Obsidian Livesync Architecture

  • CouchDB server on Proxmox (backend)
  • Obsidian apps on all devices (clients)
  • Self-hosted sync via Pangolin reverse proxy
  • Database: obsidian-vault
  • Backup to OMV storage

Device Setup

  1. Mac Pro: Primary documentation device
  2. Windows 11 Laptop: Access from work/travel
  3. iPhone: Mobile access to infrastructure notes and checklists

Integration with Infrastructure Project

  • Implementation checklist (190+ tasks) stored in Obsidian
  • Real-time updates across devices as tasks are completed
  • Can attach network diagrams, screenshots, configs
  • Version history via CouchDB replication

Security Considerations

Authentication Layers

  1. Network Level: Gerbil tunnel encryption (WireGuard)
  2. Application Level: Authentik SSO with WebAuthn
  3. Device Level: Hardware-based authentication (Face ID, Windows Hello)
  4. Backup Level: TOTP authenticator app

Firewall Strategy

  • VPS: Only expose Pangolin ports (80, 443, Gerbil tunnel port)
  • Proxmox: Internal network only, no direct external access
  • LXC containers: Isolated, only necessary inter-container communication
  • Fail2ban on Authentik and VPS SSH

Backup Security

  • Daily backups to OMV (12TB NFS storage)
  • Weekly and monthly rotation
  • PostgreSQL dumps (compressed)
  • Authentik media and config backups
  • n8n workflow backups (credentials encrypted)
  • RustDesk encryption keys (CRITICAL)
  • Grafana dashboards
  • Off-site backup optional (cloud via rclone)

Certificate Management

  • Let's Encrypt via Pangolin
  • Automated renewal
  • HSTS headers enabled
  • TLS 1.3 enforcement

Development Approach: Claude Code Usage

Primary Use Cases

  1. Generate complete deployment scripts for each service
  2. Create LXC container configurations
  3. Generate Docker Compose files
  4. Create backup automation scripts
  5. Generate comprehensive documentation
  6. Create testing and validation scripts

Example /init Commands

PostgreSQL Deployment:

/init Create PostgreSQL 15 deployment for Proxmox LXC container with:
- Debian 12 base
- Separate databases for authentik, n8n, rustdesk, grafana
- Optimized for 4GB RAM
- Backup scripts to NFS mount

Authentik with WebAuthn:

/init Create Authentik SSO server deployment for Proxmox LXC with WebAuthn/FIDO2 support:
- Docker Compose setup
- External PostgreSQL connection
- WebAuthn enrollment flows
- OAuth2/OIDC provider configurations
- Integration templates for Proxmox, n8n, Grafana

Complete Infrastructure:

/init Create comprehensive project structure for self-hosted infrastructure:
- Folder organization for all services
- Deployment phase documentation
- Environment templates
- Backup automation
- Monitoring dashboards
- Security hardening checklists

Timeline Estimate

Week 1: Foundation (Phases 1-3)

  • Day 1-2: Planning and documentation
  • Day 3-4: PostgreSQL and network setup
  • Day 5-7: Deploy Authentik, n8n, RustDesk on Proxmox

Week 2: Integration (Phases 4-5)

  • Day 1-2: VPS services and Pangolin configuration
  • Day 3-5: SSO integration and WebAuthn enrollment
  • Day 6-7: Testing and troubleshooting

Week 3: Finalization (Phases 6-7)

  • Day 1-3: Monitoring, security hardening, backup automation
  • Day 4-5: Complete documentation
  • Day 6-7: Comprehensive testing and disaster recovery drill

Week 4+: Expansion (Phase 8)

  • HomeAssistant integration
  • Obsidian Livesync deployment
  • Additional services as needed

Note: This is a methodical, careful rollout.

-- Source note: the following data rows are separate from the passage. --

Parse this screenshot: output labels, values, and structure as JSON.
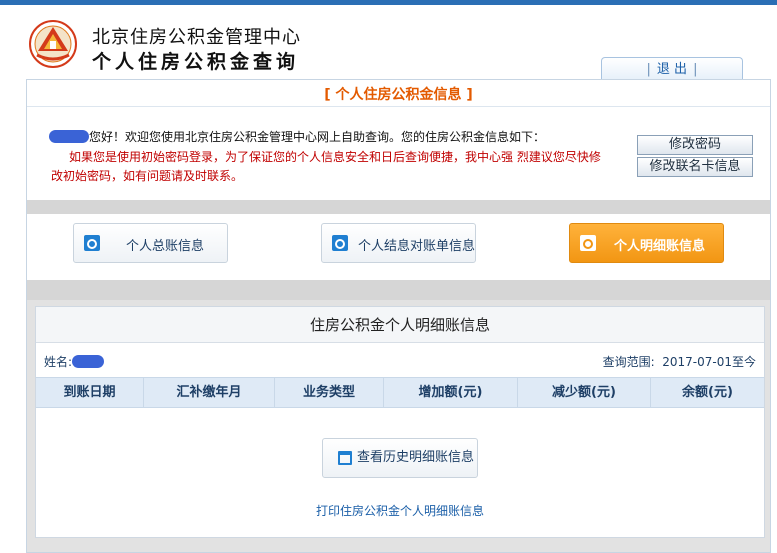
{
  "header": {
    "org_name": "北京住房公积金管理中心",
    "system_name": "个人住房公积金查询",
    "logout_label": "退 出",
    "logout_sep": "|"
  },
  "info": {
    "title": "[ 个人住房公积金信息 ]",
    "greeting": "您好！欢迎您使用北京住房公积金管理中心网上自助查询。您的住房公积金信息如下：",
    "warning": "如果您是使用初始密码登录，为了保证您的个人信息安全和日后查询便捷，我中心强 烈建议您尽快修改初始密码，如有问题请及时联系。",
    "change_password": "修改密码",
    "change_card": "修改联名卡信息"
  },
  "nav": {
    "items": [
      {
        "label": "个人总账信息",
        "active": false
      },
      {
        "label": "个人结息对账单信息",
        "active": false
      },
      {
        "label": "个人明细账信息",
        "active": true
      }
    ]
  },
  "detail": {
    "title": "住房公积金个人明细账信息",
    "name_label": "姓名:",
    "range_label": "查询范围:",
    "range_value": "2017-07-01至今",
    "columns": [
      "到账日期",
      "汇补缴年月",
      "业务类型",
      "增加额(元)",
      "减少额(元)",
      "余额(元)"
    ],
    "history_button": "查看历史明细账信息",
    "print_link": "打印住房公积金个人明细账信息"
  },
  "colors": {
    "accent_orange": "#f29613",
    "brand_blue": "#2b6fb5",
    "warning_red": "#c00000",
    "title_orange": "#e35a00"
  }
}
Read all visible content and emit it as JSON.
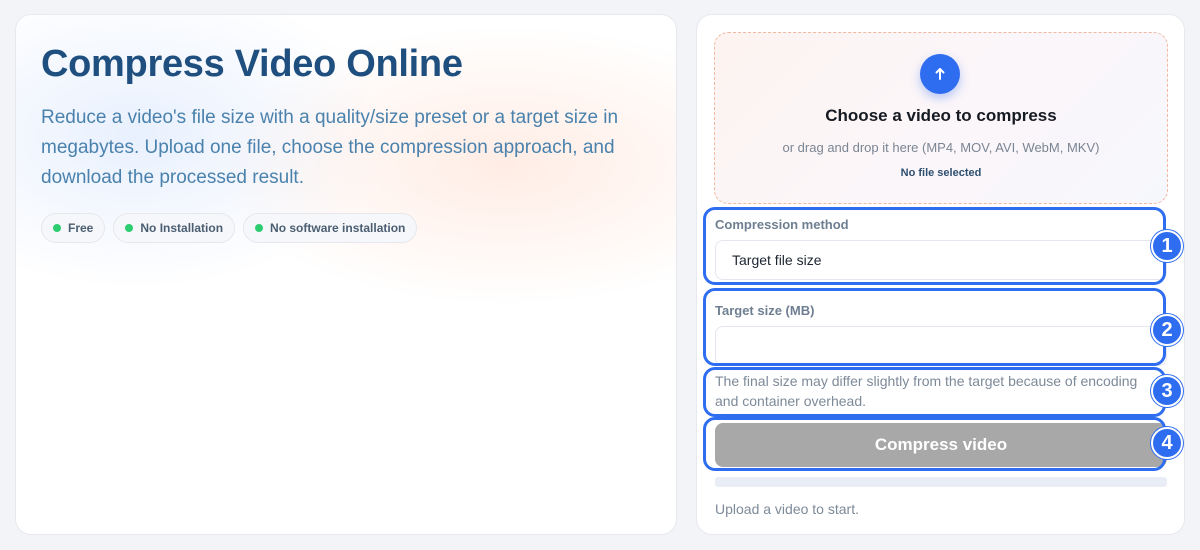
{
  "hero": {
    "title": "Compress Video Online",
    "description": "Reduce a video's file size with a quality/size preset or a target size in megabytes. Upload one file, choose the compression approach, and download the processed result.",
    "badges": [
      {
        "label": "Free"
      },
      {
        "label": "No Installation"
      },
      {
        "label": "No software installation"
      }
    ]
  },
  "upload": {
    "title": "Choose a video to compress",
    "subtitle": "or drag and drop it here (MP4, MOV, AVI, WebM, MKV)",
    "status": "No file selected",
    "icon": "arrow-up-icon"
  },
  "form": {
    "method_label": "Compression method",
    "method_value": "Target file size",
    "target_label": "Target size (MB)",
    "target_value": "",
    "target_placeholder": "",
    "helper": "The final size may differ slightly from the target because of encoding and container overhead.",
    "compress_label": "Compress video",
    "progress_percent": 0,
    "status": "Upload a video to start."
  },
  "annotations": [
    {
      "number": "1"
    },
    {
      "number": "2"
    },
    {
      "number": "3"
    },
    {
      "number": "4"
    }
  ],
  "colors": {
    "accent": "#2f6df0",
    "title": "#1f4f7f",
    "description": "#4a82ad",
    "badge_dot": "#2ecc71",
    "button_disabled": "#a8a8a8",
    "dropzone_border": "#f2b8a0"
  }
}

No rushing. Test each phase thoroughly before proceeding.


Success Metrics

Technical Metrics

  • All services accessible externally via SSO
  • WebAuthn works on all enrolled devices
  • No single service exceeding allocated resources
  • VPS CPU/RAM usage under control (<50% / <3GB)
  • Backups running successfully (100% success rate)
  • All monitoring dashboards populated with data
  • Zero unplanned downtime during deployment

User Experience Metrics

  • Single sign-on across all services
  • Face ID / Windows Hello authentication works seamlessly
  • No password fatigue (SSO handles everything)
  • Mobile access to all services via Authentik
  • Infrastructure documentation accessible from any device (Obsidian)
  • Fast response times (<2s for service access)

Security Metrics

  • All external access requires WebAuthn
  • No default passwords remaining
  • Fail2ban protecting critical services
  • SSL certificates valid and auto-renewing
  • Audit logging enabled in Authentik
  • Regular backup verification (monthly)

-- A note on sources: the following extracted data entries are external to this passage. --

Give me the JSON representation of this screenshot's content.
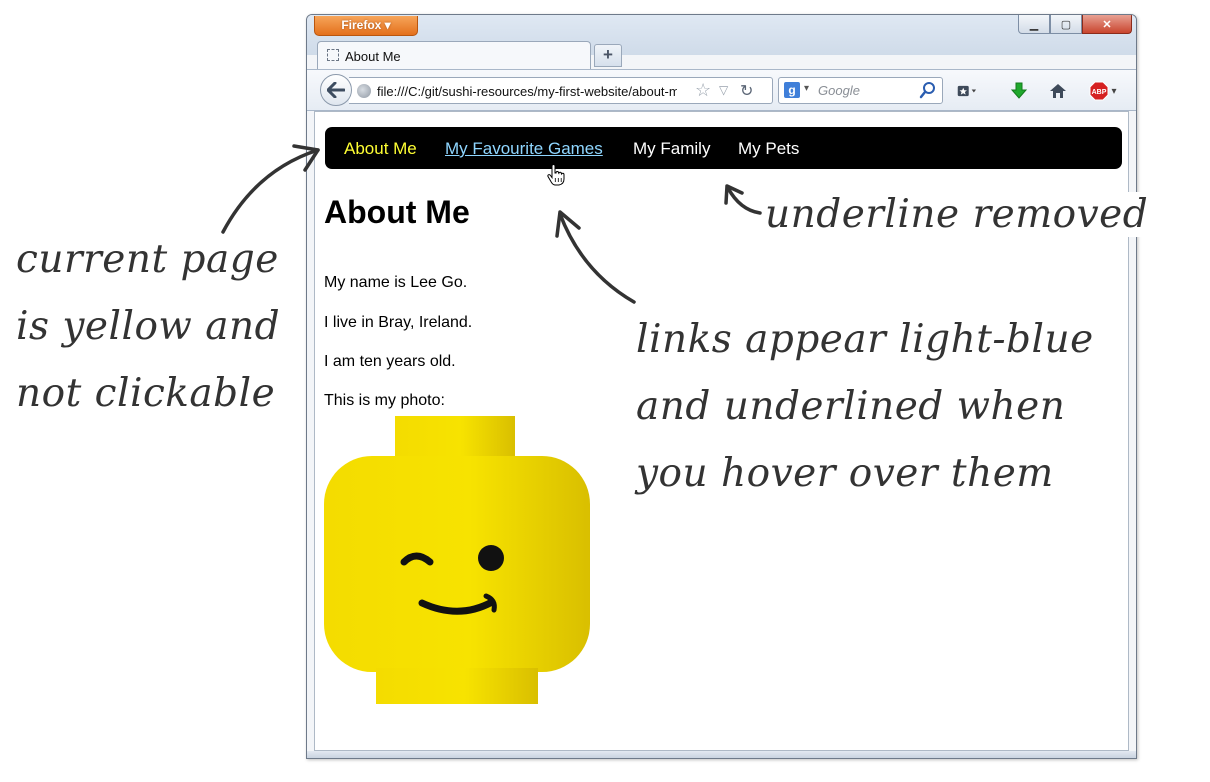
{
  "browser": {
    "app_menu_label": "Firefox",
    "window_controls": {
      "minimize_icon": "minimize-icon",
      "maximize_icon": "maximize-icon",
      "close_icon": "close-icon"
    },
    "tab": {
      "title": "About Me",
      "favicon": "page-icon"
    },
    "new_tab_label": "+",
    "url": "file:///C:/git/sushi-resources/my-first-website/about-me.html",
    "search_placeholder": "Google",
    "toolbar_icons": [
      "bookmarks-icon",
      "download-icon",
      "home-icon",
      "adblock-icon"
    ],
    "adblock_label": "ABP"
  },
  "page": {
    "nav": [
      {
        "label": "About Me",
        "state": "current",
        "color": "#ffff33"
      },
      {
        "label": "My Favourite Games",
        "state": "hover",
        "color": "#8fd6ff"
      },
      {
        "label": "My Family",
        "state": "normal",
        "color": "#ffffff"
      },
      {
        "label": "My Pets",
        "state": "normal",
        "color": "#ffffff"
      }
    ],
    "title": "About Me",
    "paragraphs": [
      "My name is Lee Go.",
      "I live in Bray, Ireland.",
      "I am ten years old.",
      "This is my photo:"
    ],
    "photo": "lego-head-winking"
  },
  "annotations": {
    "current_page": "current page is yellow and not clickable",
    "underline_removed": "underline removed",
    "links_hover": "links appear light-blue and underlined when you hover over them"
  }
}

Open Questions / Decisions Needed

To Decide Before Starting:

  • Confirm domain names to use (auth.domain.com, n8n.domain.com, etc.)
  • LXC containers vs Docker VMs? (Recommendation: LXC for efficiency)
  • Shared PostgreSQL or separate instances? (Recommendation: Shared)
  • Separate VLAN for services? (Recommendation: Yes, if possible)
  • Let's Encrypt via Pangolin or internal CA? (Recommendation: Let's Encrypt)
  • Off-site backup strategy? (Cloud, second location, etc.)

To Document During Setup:

  • IP addresses assigned to each service
  • Database credentials (store securely)
  • OAuth Client IDs and secrets
  • Authentik admin credentials
  • RustDesk encryption keys (CRITICAL!)
  • Backup schedule and retention
  • Emergency access procedures

Lessons Learned / Notes

Why Hybrid Architecture?

  • VPS is resource-constrained (2 cores / 4GB RAM)
  • DL380p has abundant resources (32 cores / 96GB RAM)
  • Gerbil tunnels already provide secure connectivity
  • Minimizes VPS costs while maximizing home lab utilization
  • Services stay responsive (no resource contention on VPS)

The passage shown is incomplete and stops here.